Une note aux opérateurs COMINT1/FID2 n°20000071 en date du 3 mars 2020 publiée par la Direction Générale des Douanes et Droits Indirects (DGDDI) vient mettre fin à compter du 1er mai 2020 à la tolérance applicable aux sociétés exportatrices non établies dans l’Union Européenne.
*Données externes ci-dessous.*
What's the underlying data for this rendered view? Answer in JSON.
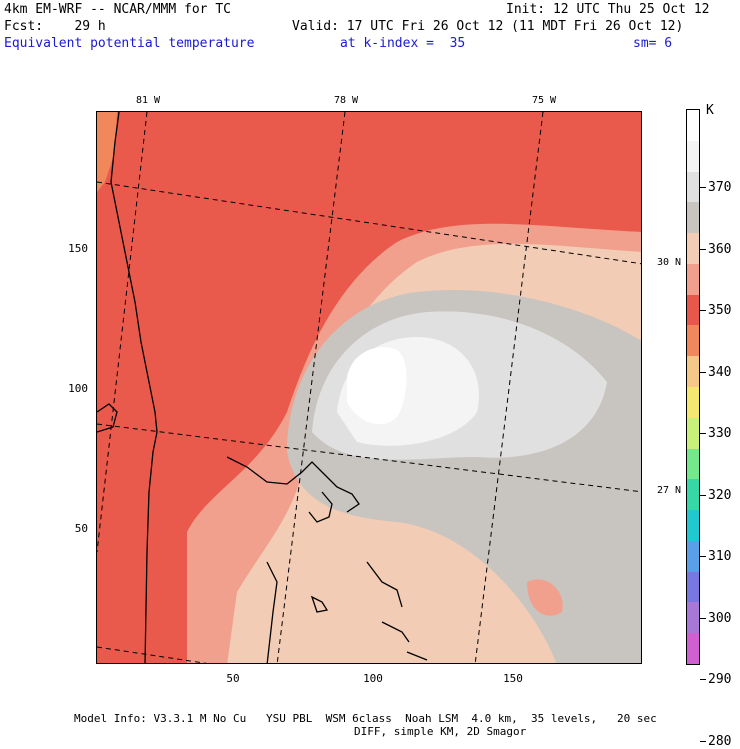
{
  "header": {
    "model": "4km EM-WRF -- NCAR/MMM for TC",
    "init": "Init: 12 UTC Thu 25 Oct 12",
    "fcst": "Fcst:    29 h",
    "valid": "Valid: 17 UTC Fri 26 Oct 12 (11 MDT Fri 26 Oct 12)",
    "field": "Equivalent potential temperature",
    "kindex": "at k-index =  35",
    "sm": "sm= 6"
  },
  "footer": {
    "line1": "Model Info: V3.3.1 M No Cu   YSU PBL  WSM 6class  Noah LSM  4.0 km,  35 levels,   20 sec",
    "line2": "DIFF, simple KM, 2D Smagor"
  },
  "map": {
    "lon_labels": [
      "81 W",
      "78 W",
      "75 W"
    ],
    "lat_labels": [
      "30 N",
      "27 N"
    ],
    "y_ticks": [
      "150",
      "100",
      "50"
    ],
    "x_ticks": [
      "50",
      "100",
      "150"
    ]
  },
  "colorbar": {
    "unit": "K",
    "labels": [
      "370",
      "360",
      "350",
      "340",
      "330",
      "320",
      "310",
      "300",
      "290",
      "280"
    ],
    "colors": [
      "#ffffff",
      "#f4f4f4",
      "#e0e0e0",
      "#c8c4c0",
      "#f2ccb4",
      "#f2a08e",
      "#e8564c",
      "#f0885c",
      "#f6c888",
      "#f4e870",
      "#c8f07a",
      "#74e88a",
      "#36d8a6",
      "#22c8d0",
      "#5aa0e8",
      "#7878e0",
      "#a878d8",
      "#d060d0"
    ]
  }
}
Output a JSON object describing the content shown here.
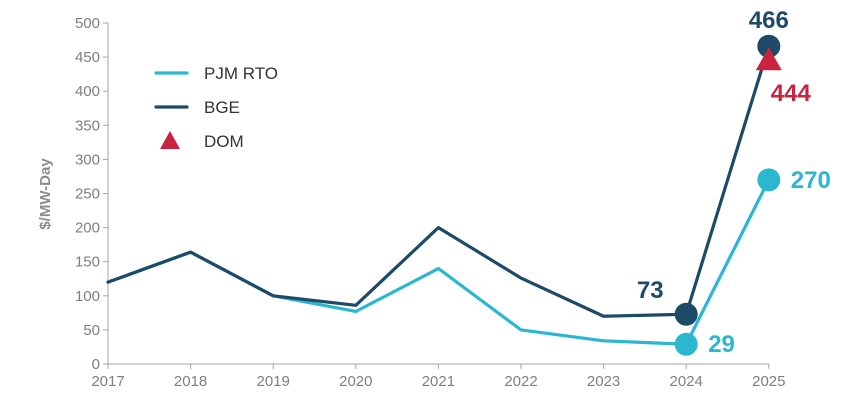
{
  "chart_data": {
    "type": "line",
    "ylabel": "$/MW-Day",
    "xlabel": "",
    "ylim": [
      0,
      500
    ],
    "yticks": [
      0,
      50,
      100,
      150,
      200,
      250,
      300,
      350,
      400,
      450,
      500
    ],
    "categories": [
      "2017",
      "2018",
      "2019",
      "2020",
      "2021",
      "2022",
      "2023",
      "2024",
      "2025"
    ],
    "grid": false,
    "legend_position": "top-left",
    "series": [
      {
        "name": "PJM RTO",
        "type": "line",
        "color": "#2ab7cf",
        "values": [
          120,
          164,
          100,
          77,
          140,
          50,
          34,
          29,
          270
        ]
      },
      {
        "name": "BGE",
        "type": "line",
        "color": "#1d4a66",
        "values": [
          120,
          164,
          100,
          86,
          200,
          126,
          70,
          73,
          466
        ]
      },
      {
        "name": "DOM",
        "type": "marker",
        "color": "#c8233f",
        "values": [
          null,
          null,
          null,
          null,
          null,
          null,
          null,
          null,
          444
        ]
      }
    ],
    "annotations": [
      {
        "series": "BGE",
        "category": "2024",
        "text": "73",
        "color": "#1d4a66"
      },
      {
        "series": "PJM RTO",
        "category": "2024",
        "text": "29",
        "color": "#2ab7cf"
      },
      {
        "series": "BGE",
        "category": "2025",
        "text": "466",
        "color": "#1d4a66"
      },
      {
        "series": "DOM",
        "category": "2025",
        "text": "444",
        "color": "#c8233f"
      },
      {
        "series": "PJM RTO",
        "category": "2025",
        "text": "270",
        "color": "#2ab7cf"
      }
    ]
  }
}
A compter du 1er mai 2016, en application de la nouvelle définition d’exportateur prévue au code des douanes de l’Union, les sociétés non-établies dans l’Union Européenne ne pouvaient plus avoir la qualité d’exportateur douanier et devaient, à ce titre, désigner un représentant en douane indirect. Par conséquent, ces sociétés ne pouvaient plus être reportées en case 2 de la déclaration d’exportation (DAU).

Cependant, une tolérance avait été accordée aux opérateurs pendant une période transitoire se terminant au 31 décembre 2020 (note aux opérateurs DG E3-F1 n°160658 du 21 juillet 2016). Pendant cette période, il était prévu que les sociétés non-établies dans l’Union Européenne pouvaient continuer à figurer comme exportateur douanier (case 2 du DAU) à la condition d’avoir désigné un représentant en douane indirect (reporté en case 14 du DAU).

La DGDDI avait publié une note complémentaire (DG E3-F1 n°170529 du 24 juillet 2017) afin de préciser les conditions dans lesquelles cet exportateur non-établi dans l’Union Européenne pouvait justifier de l’exonération de TVA à l’exportation. Cet exportateur était reporté en case 44 pour les besoins de la TVA.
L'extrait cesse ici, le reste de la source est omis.